At the IFTA conference in Aberdeen I also took part in a panel presentation on service integration that brought together an international group of therapists. Preparing and taking part in this was in some ways nostalgic. I’ve been involved in discussions about service integration for years now and I’m not sure that things have improved. I fear that in some ways they may have even got worse. I had a role in the National Institute for Mental Health England around 2006 at a time that integration was a bit of a buzzword. We had a document on integration in teams and I’ve found references in my notes (yes, I keep notes for a very long time) to an integration helpsheet and toolkit. Goodness knows where all that work has gone now. And that reminds me of another startling realisation I had recently, that we easily lose our history and the learning that comes from it in our impermanent and ever changing digital society where fake news seems sometimes to be more powerful than fact. Remember the famous saying attributed to philosopher George Santayana:

“Those who cannot remember the past are condemned to repeat it.”

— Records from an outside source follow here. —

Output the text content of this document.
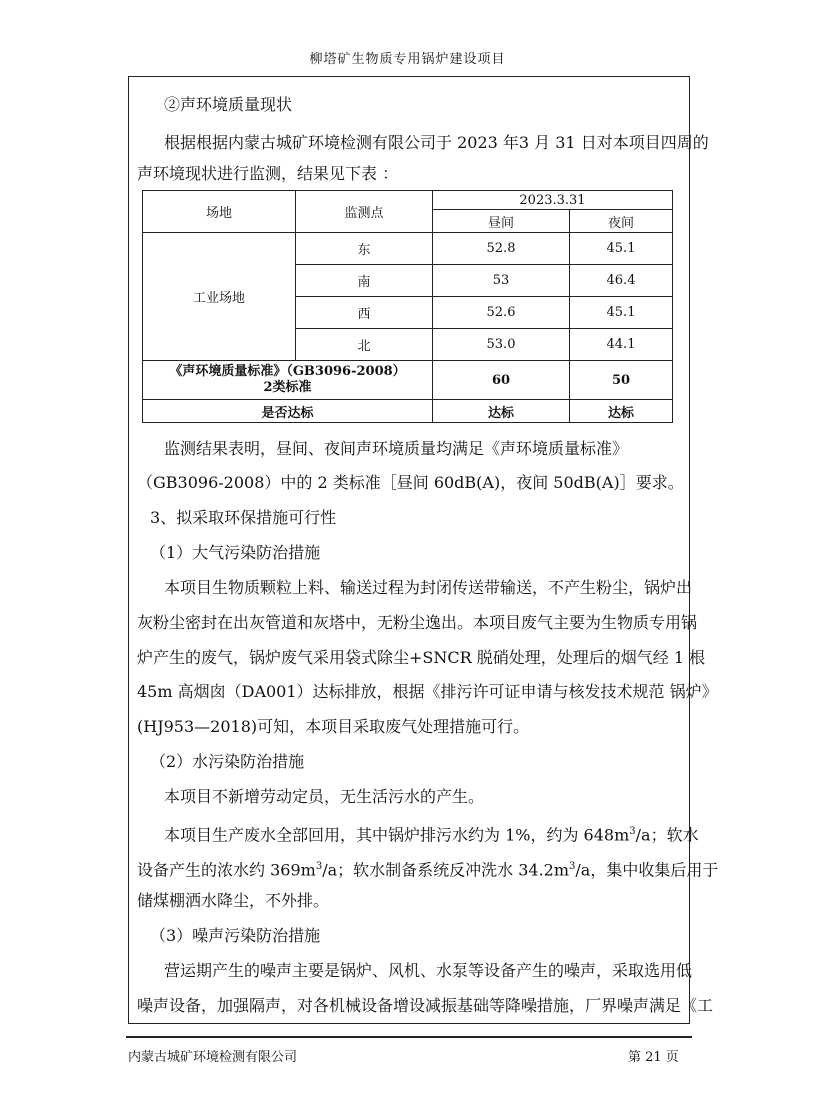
柳塔矿生物质专用锅炉建设项目
②声环境质量现状
根据根据内蒙古城矿环境检测有限公司于 2023 年3 月 31 日对本项目四周的
声环境现状进行监测，结果见下表 ：
场地	监测点	2023.3.31	
		昼间	夜间
工业场地	东	52.8	45.1
	南	53	46.4
	西	52.6	45.1
	北	53.0	44.1

《声环境质量标准》（GB3096-2008）
2类标准		60	50
是否达标		达标	达标
监测结果表明，昼间、夜间声环境质量均满足《声环境质量标准》
（GB3096-2008）中的 2 类标准［昼间 60dB(A)，夜间 50dB(A)］要求。
3、拟采取环保措施可行性
（1）大气污染防治措施
本项目生物质颗粒上料、输送过程为封闭传送带输送，不产生粉尘，锅炉出
灰粉尘密封在出灰管道和灰塔中，无粉尘逸出。本项目废气主要为生物质专用锅
炉产生的废气，锅炉废气采用袋式除尘+SNCR 脱硝处理，处理后的烟气经 1 根
45m 高烟囱（DA001）达标排放，根据《排污许可证申请与核发技术规范 锅炉》
(HJ953—2018)可知，本项目采取废气处理措施可行。
（2）水污染防治措施
本项目不新增劳动定员，无生活污水的产生。
本项目生产废水全部回用，其中锅炉排污水约为 1%，约为 $648m^3/a$；软水
设备产生的浓水约 $369m^3/a$；软水制备系统反冲洗水 $34.2m^3/a$，集中收集后用于
储煤棚洒水降尘，不外排。
（3）噪声污染防治措施
营运期产生的噪声主要是锅炉、风机、水泵等设备产生的噪声，采取选用低
噪声设备，加强隔声，对各机械设备增设减振基础等降噪措施，厂界噪声满足《工
内蒙古城矿环境检测有限公司	第 21 页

Finding ways to collaborate and integrate services is as important today as ever. 

Another workshop I went to focused on positioning change and I think I heard one presenter say “we are the agents of change“. That reminded me of one of my favourite quotes: Barack Obama said:

“Change will not come if we wait for some other person or some other time. We are the ones we’ve been waiting for. We are the change that we seek.” 

(see this youtube clip)

I also took away from the workshop the importance of being aware of my moments of discomfort (and this might not only apply to therapy) and that I might try to use them creatively rather than feel bad about them. Well, I can only hope and try …

Another speaker referred to a paper in Frontiers in Psychiatry entitled Why cognitive behavioural therapy is the current gold standard of psychotherapy (David et al, 2018). The paper itself refers to NICE guidelines and others. It’s useful to be aware of the AFT document from 2016 entitled NICE Clinical Guidelines recommending Family and Couple Therapy compiled by Dr Lucy Davis (read it here). It’s not all CBT! And in another session the speaker referred to “gold rust” which I found an intriguing thought in this context!

There were two plenary lectures by important figures during the conference and I love to go to these events (although sometimes I find that I’ve built up an unrealistic picture of what people are like). Neither of these big lectures disappointed, although in one, and in a number of the parallel sessions, we had technical issues. It always surprises me, though perhaps it shouldn’t, how often technical problems mar presentations. There’s an important message for me in this: always take your laptop connectors with you wherever you go! I don’t want to be negative about the venue though, the food was good and the rhubarb and custard muffins outstanding!

Whilst all the learning and sharing was going on, a parallel distraction was the ongoing political uncertainties about Brexit and we had some interesting cross border discussions about politics in a number of different countries. I found it strangely reassuring to discover that my colleagues around the globe have their own preoccupations about their politicians and governments. Perhaps that’s my inherent and maybe inappropriate optimism at work. Certainly in these uncertain times we need to nourish and strengthen our links around the world.